The Washington's Post's Craig Timberg reported, "Google and the Federal Trade Commission are on the verge of a deal that would end a nearly two-year-old investigation into allegations of monopolistic behavior by implementing concessions that fall far short of what the company’s rivals have sought, said people familiar with the negotiations. Under the deal, which still requires the approval of the five-member commission, Google would agree to new limits on its ability to use snippets of content from other Web sites and would agree to make it easier for marketers to transfer their online ads to other services. But there would no action by the FTC on persistent claims that Google uses its power over the search market to hurt rival companies and give advantage to its own online services."
Fox News added, "The U.S. Federal Trade Commission could agree to end its investigation as soon as this week, in response to several voluntary changes that Google will agree to make to its search practices to satisfy some of the agency's concerns, according to one of the people briefed on the matter. That would mean Google wouldn't have to sign a so-called consent decree, a formal settlement with the agency in which the company would agree to certain terms, said the people familiar with the probe.
Bloomberg's Sara Forden observed, "An end to the probe without enforcement action would be a blow to competitors including Microsoft Corp. (MSFT), Yelp Inc., and Expedia Inc. An alliance of such e-commerce and Web-search companies have pressed the agency to act, claiming Google’s dominance of Internet search combined with favoring its own services in answers to queries violates antitrust laws."

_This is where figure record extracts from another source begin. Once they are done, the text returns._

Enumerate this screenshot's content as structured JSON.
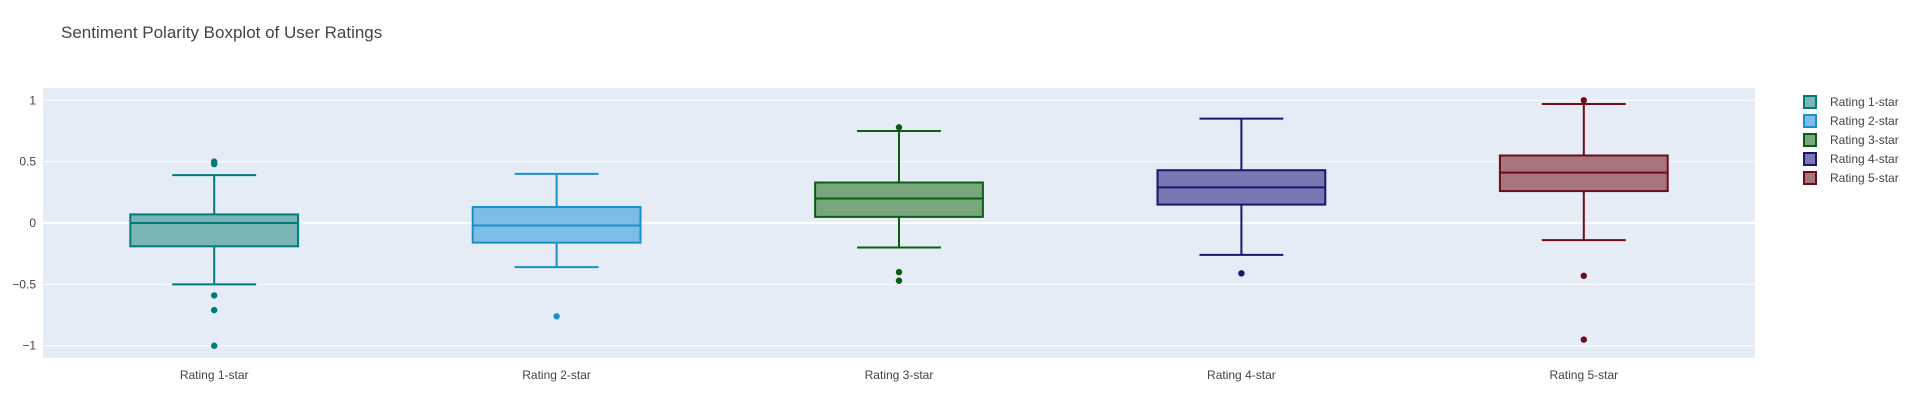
{
  "chart_data": {
    "type": "box",
    "title": "Sentiment Polarity Boxplot of User Ratings",
    "xlabel": "",
    "ylabel": "",
    "ylim": [
      -1.1,
      1.1
    ],
    "yticks": [
      {
        "value": 1,
        "label": "1"
      },
      {
        "value": 0.5,
        "label": "0.5"
      },
      {
        "value": 0,
        "label": "0"
      },
      {
        "value": -0.5,
        "label": "−0.5"
      },
      {
        "value": -1,
        "label": "−1"
      }
    ],
    "grid": true,
    "legend_position": "right",
    "series": [
      {
        "name": "Rating 1-star",
        "category": "Rating 1-star",
        "color": "#007a7a",
        "fill": "#7ab5b5",
        "lowerfence": -0.5,
        "q1": -0.19,
        "median": 0.0,
        "q3": 0.07,
        "upperfence": 0.39,
        "outliers": [
          0.5,
          0.48,
          -0.59,
          -0.71,
          -1.0
        ]
      },
      {
        "name": "Rating 2-star",
        "category": "Rating 2-star",
        "color": "#1a8fcc",
        "fill": "#7bbde6",
        "lowerfence": -0.36,
        "q1": -0.16,
        "median": -0.02,
        "q3": 0.13,
        "upperfence": 0.4,
        "outliers": [
          -0.76
        ]
      },
      {
        "name": "Rating 3-star",
        "category": "Rating 3-star",
        "color": "#0b5d16",
        "fill": "#7aa67e",
        "lowerfence": -0.2,
        "q1": 0.05,
        "median": 0.2,
        "q3": 0.33,
        "upperfence": 0.75,
        "outliers": [
          0.78,
          -0.4,
          -0.47
        ]
      },
      {
        "name": "Rating 4-star",
        "category": "Rating 4-star",
        "color": "#1b1570",
        "fill": "#7b77b3",
        "lowerfence": -0.26,
        "q1": 0.15,
        "median": 0.29,
        "q3": 0.43,
        "upperfence": 0.85,
        "outliers": [
          -0.41
        ]
      },
      {
        "name": "Rating 5-star",
        "category": "Rating 5-star",
        "color": "#6e0a1c",
        "fill": "#a6757e",
        "lowerfence": -0.14,
        "q1": 0.26,
        "median": 0.41,
        "q3": 0.55,
        "upperfence": 0.97,
        "outliers": [
          1.0,
          -0.43,
          -0.95
        ]
      }
    ]
  }
}
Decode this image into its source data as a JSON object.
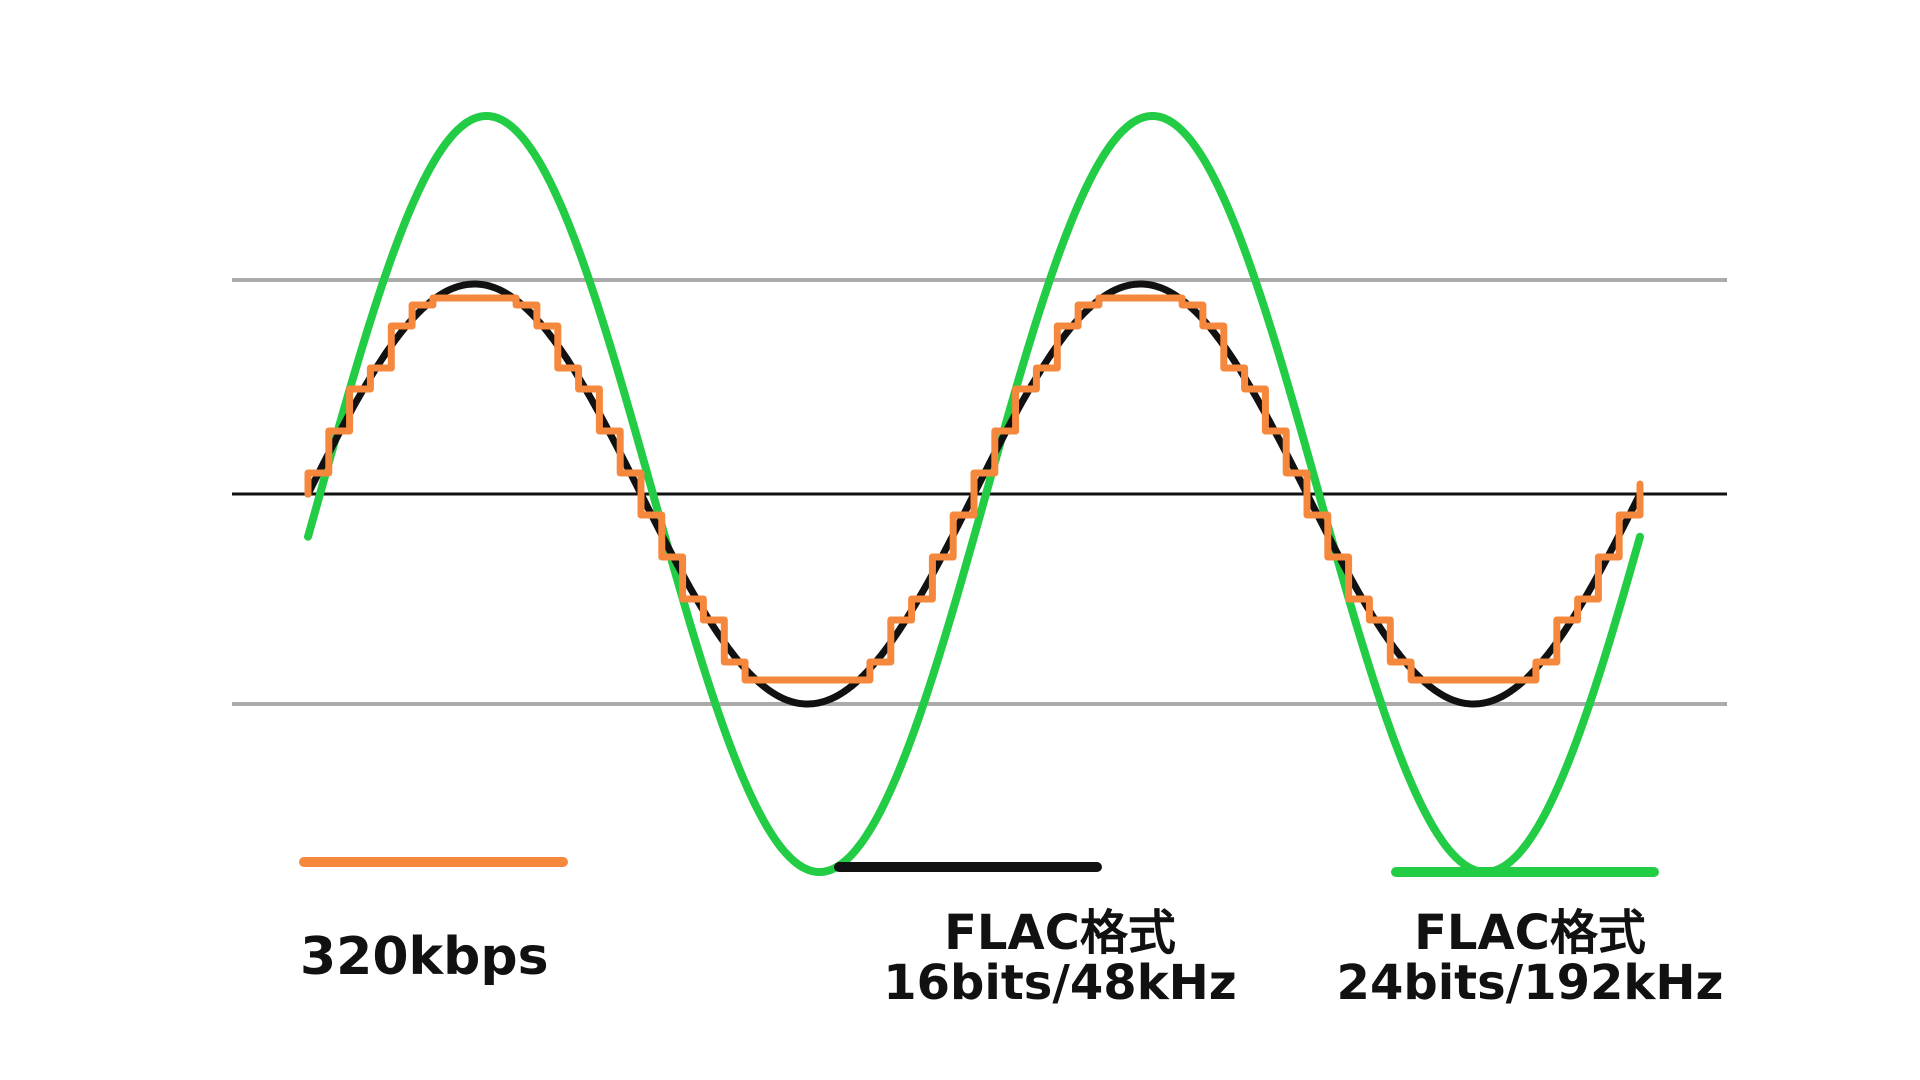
{
  "colors": {
    "background": "#ffffff",
    "reference_lines": "#aaaaaa",
    "axis": "#111111",
    "mp3": "#f5883c",
    "flac16": "#111111",
    "flac24": "#22cc44",
    "text": "#111111"
  },
  "legend": {
    "mp3": {
      "label": "320kbps"
    },
    "flac16": {
      "line1": "FLAC格式",
      "line2": "16bits/48kHz"
    },
    "flac24": {
      "line1": "FLAC格式",
      "line2": "24bits/192kHz"
    }
  }
}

Politico's Elizabeth Wasserman noted, "The FTC is also preparing to enter into a settlement with Google on a related case over how the company uses its acquired stockpile of patents against competitors, as POLITICO reported last week. Under the patent agreement, Google will curtail using key patents it picked up when it purchased Motorola Mobility to block competitors infringing those patents from getting their products to the market, although there are exceptions, sources said."